Infos
Le G8 vu de Lausanne
Des questions à propos de la violence
La " violence " a été, une fois
encore, le principal centre d'intérêt
des manifestations altermondialistes contre le G8.
Non pas la violence que fabrique quotidiennement le
système capitaliste, non pas les guerres, en
Irak ou ailleurs, mais la violence de certains manifestants
cagoulés qui s'en prennent aux vitrines des
commerces, des banques, etc.
Pour Micheline Spoerri, la cheffe de la police genevoise,
il s'agit d'une " nouvelle forme de criminalité
urbaine ". Un analyste militaire affirme que "
le Black Bloc n'est rien d'autre qu'une bande armée
temporaire, planifiant soigneusement des actions de
type militaire "(1). Toujours à propos
des gens du Black Bloc " la vedette altermondialiste
vaudoise "(2) déclare qu'" au lieu
de permettre l'auto-émancipation, leurs pratiques
autoritaires et militaristes sont aliénantes
: elles légitiment (...) l'attitude ultra répressive
des forces de police "(3). Bref, face à
un tel unanimisme, on pourrait se demander tout d'abord
si ces personnes se sont donné le mot ; ensuite,
si elles ont le sens de la mesure ; et enfin, si elles
ne cherchent pas un bouc émissaire.
Car enfin, dans notre société, les déprédations,
les altercations et les bagarres sont fréquentes.

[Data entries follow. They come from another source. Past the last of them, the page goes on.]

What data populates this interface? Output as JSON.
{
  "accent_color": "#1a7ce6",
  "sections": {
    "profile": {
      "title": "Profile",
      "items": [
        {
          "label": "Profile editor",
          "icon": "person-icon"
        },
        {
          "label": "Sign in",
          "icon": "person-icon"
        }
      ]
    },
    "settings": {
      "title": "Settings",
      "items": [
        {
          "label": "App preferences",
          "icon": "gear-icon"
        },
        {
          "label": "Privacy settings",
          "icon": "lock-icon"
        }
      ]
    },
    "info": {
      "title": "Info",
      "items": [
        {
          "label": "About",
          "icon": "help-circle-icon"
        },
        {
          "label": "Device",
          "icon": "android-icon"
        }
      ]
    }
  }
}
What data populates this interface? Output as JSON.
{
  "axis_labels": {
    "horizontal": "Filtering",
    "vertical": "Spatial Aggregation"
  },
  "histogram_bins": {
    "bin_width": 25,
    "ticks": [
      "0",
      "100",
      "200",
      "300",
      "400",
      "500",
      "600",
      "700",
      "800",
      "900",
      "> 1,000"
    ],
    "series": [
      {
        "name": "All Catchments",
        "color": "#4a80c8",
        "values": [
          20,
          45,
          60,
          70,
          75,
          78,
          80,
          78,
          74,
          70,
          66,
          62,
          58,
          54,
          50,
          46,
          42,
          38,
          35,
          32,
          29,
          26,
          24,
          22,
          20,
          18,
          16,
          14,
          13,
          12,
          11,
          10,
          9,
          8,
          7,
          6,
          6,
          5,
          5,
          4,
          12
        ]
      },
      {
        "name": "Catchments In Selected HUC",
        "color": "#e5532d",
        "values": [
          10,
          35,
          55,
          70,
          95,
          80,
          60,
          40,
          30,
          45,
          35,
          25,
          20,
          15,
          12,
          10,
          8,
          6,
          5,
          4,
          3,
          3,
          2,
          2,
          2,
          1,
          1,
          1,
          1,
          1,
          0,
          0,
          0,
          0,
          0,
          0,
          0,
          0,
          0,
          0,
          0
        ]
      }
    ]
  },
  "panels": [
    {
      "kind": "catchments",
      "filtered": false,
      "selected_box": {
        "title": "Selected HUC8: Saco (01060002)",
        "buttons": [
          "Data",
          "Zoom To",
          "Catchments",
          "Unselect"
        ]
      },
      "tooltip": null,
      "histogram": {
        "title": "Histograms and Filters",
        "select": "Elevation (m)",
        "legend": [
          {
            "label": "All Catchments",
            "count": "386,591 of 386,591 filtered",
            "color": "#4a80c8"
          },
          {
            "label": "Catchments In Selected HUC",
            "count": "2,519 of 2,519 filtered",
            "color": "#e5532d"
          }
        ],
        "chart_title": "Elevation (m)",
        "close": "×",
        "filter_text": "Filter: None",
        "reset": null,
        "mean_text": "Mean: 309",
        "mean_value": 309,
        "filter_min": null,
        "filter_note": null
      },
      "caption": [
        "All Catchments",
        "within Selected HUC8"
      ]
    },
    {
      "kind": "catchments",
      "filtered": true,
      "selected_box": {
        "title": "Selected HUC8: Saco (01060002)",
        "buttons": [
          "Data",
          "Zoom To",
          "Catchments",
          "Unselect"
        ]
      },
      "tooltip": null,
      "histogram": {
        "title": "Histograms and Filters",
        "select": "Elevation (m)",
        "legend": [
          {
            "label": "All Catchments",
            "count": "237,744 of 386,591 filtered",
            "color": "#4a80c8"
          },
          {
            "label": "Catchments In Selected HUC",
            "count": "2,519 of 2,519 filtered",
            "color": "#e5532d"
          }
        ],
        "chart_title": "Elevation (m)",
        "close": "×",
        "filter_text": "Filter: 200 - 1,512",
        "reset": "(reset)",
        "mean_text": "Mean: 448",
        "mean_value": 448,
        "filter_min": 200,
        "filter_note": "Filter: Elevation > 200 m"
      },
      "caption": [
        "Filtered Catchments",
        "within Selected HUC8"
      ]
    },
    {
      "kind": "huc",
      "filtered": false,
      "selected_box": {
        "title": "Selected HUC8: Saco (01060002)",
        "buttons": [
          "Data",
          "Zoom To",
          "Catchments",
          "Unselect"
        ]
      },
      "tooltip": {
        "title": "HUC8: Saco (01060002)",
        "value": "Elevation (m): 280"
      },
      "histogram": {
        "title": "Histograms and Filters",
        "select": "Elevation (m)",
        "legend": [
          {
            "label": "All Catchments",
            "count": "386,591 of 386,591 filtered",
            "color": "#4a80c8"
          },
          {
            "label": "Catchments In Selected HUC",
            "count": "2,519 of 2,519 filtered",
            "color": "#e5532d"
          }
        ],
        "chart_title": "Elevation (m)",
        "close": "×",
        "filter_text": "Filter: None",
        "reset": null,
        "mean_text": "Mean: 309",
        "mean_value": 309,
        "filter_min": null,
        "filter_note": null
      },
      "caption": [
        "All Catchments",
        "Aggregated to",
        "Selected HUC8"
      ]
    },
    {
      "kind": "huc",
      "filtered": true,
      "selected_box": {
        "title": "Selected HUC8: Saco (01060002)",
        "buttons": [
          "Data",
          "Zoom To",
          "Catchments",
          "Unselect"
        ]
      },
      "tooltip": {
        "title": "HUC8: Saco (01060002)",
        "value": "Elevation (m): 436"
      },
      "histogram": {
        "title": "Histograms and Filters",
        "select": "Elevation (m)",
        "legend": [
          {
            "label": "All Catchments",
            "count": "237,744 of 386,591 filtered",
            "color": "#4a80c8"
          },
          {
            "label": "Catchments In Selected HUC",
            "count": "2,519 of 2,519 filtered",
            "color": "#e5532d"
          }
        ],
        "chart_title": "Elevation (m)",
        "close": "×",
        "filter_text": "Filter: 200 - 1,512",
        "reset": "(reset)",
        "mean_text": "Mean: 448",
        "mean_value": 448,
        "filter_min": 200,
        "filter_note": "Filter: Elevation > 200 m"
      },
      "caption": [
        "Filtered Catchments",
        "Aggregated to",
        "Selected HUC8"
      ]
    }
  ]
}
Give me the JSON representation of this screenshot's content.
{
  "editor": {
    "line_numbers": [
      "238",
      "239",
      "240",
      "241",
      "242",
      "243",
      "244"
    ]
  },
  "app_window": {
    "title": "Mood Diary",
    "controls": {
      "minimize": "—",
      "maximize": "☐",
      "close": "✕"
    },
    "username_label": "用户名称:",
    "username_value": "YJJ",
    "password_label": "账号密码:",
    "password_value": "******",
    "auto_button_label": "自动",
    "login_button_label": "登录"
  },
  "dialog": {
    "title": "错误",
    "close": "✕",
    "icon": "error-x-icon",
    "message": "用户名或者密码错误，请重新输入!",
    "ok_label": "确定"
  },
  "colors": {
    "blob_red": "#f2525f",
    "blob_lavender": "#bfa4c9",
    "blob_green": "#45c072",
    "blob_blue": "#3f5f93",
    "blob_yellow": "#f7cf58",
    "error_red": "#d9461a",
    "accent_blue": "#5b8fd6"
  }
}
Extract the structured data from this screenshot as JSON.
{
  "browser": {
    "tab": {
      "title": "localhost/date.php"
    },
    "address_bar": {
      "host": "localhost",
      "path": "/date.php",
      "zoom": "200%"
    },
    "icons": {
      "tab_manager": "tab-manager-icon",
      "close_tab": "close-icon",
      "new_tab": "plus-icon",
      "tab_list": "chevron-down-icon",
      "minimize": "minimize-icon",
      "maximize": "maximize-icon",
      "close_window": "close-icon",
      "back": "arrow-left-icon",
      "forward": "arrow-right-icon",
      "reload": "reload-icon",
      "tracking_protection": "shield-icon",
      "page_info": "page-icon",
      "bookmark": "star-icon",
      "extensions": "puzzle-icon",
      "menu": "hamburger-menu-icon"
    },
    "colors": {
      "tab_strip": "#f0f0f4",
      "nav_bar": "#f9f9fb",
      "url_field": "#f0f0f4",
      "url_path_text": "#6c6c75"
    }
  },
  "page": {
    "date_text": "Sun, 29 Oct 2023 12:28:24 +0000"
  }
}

Tout le monde sait que la plupart des grands rassemblements
sont accompagnés de casse ou d'affrontements.
Cela arrive aussi lors de manifestations sportives...
Durant les deux semaines qui ont suivi le G8, trois
jeunes gens ont été tués à
coups de couteau en Suisse romande. Quelqu'un a-t-il
fait la moindre comparaison entre ces faits divers
tragiques et la " violence " contre les biens
en marge des manifs ?
Signalons en passant que la violence policière
ne subit pas le même dénigrement que celle
des " casseurs ". Même si elle a été
critiquée à l'occasion des manifestations
contre le G8, il y a toujours des voix pour la justifier
ou la féliciter. Après que Martin Shaw
ait été grièvement blessé
en faisant une chute de 20 mètres, parce qu'un
policier a sectionné la corde à laquelle
il était suspendu, on a vu le médecin
chef des urgences banaliser la gravité de ses
blessures et des journalistes ironiser autour de sa
personnalité. Quant à la police genevoise,
elle pu, sans trop faire de vagues, envahir l'Usine
(un lieu alternatif) pour y réaliser des arrestations,
ou frapper indistinctement des manifestants pacifiques
et des passants, sans que cela ne fasse trop de vagues.
La violence comme enjeu
C'est donc avant tout la " violence " des
" casseurs " qui provoque la réprobation,
tant de la part des autorités que de la part
des organisateurs des manifestations officielles contre
le G8. Et cette violence justifierait celle de la police...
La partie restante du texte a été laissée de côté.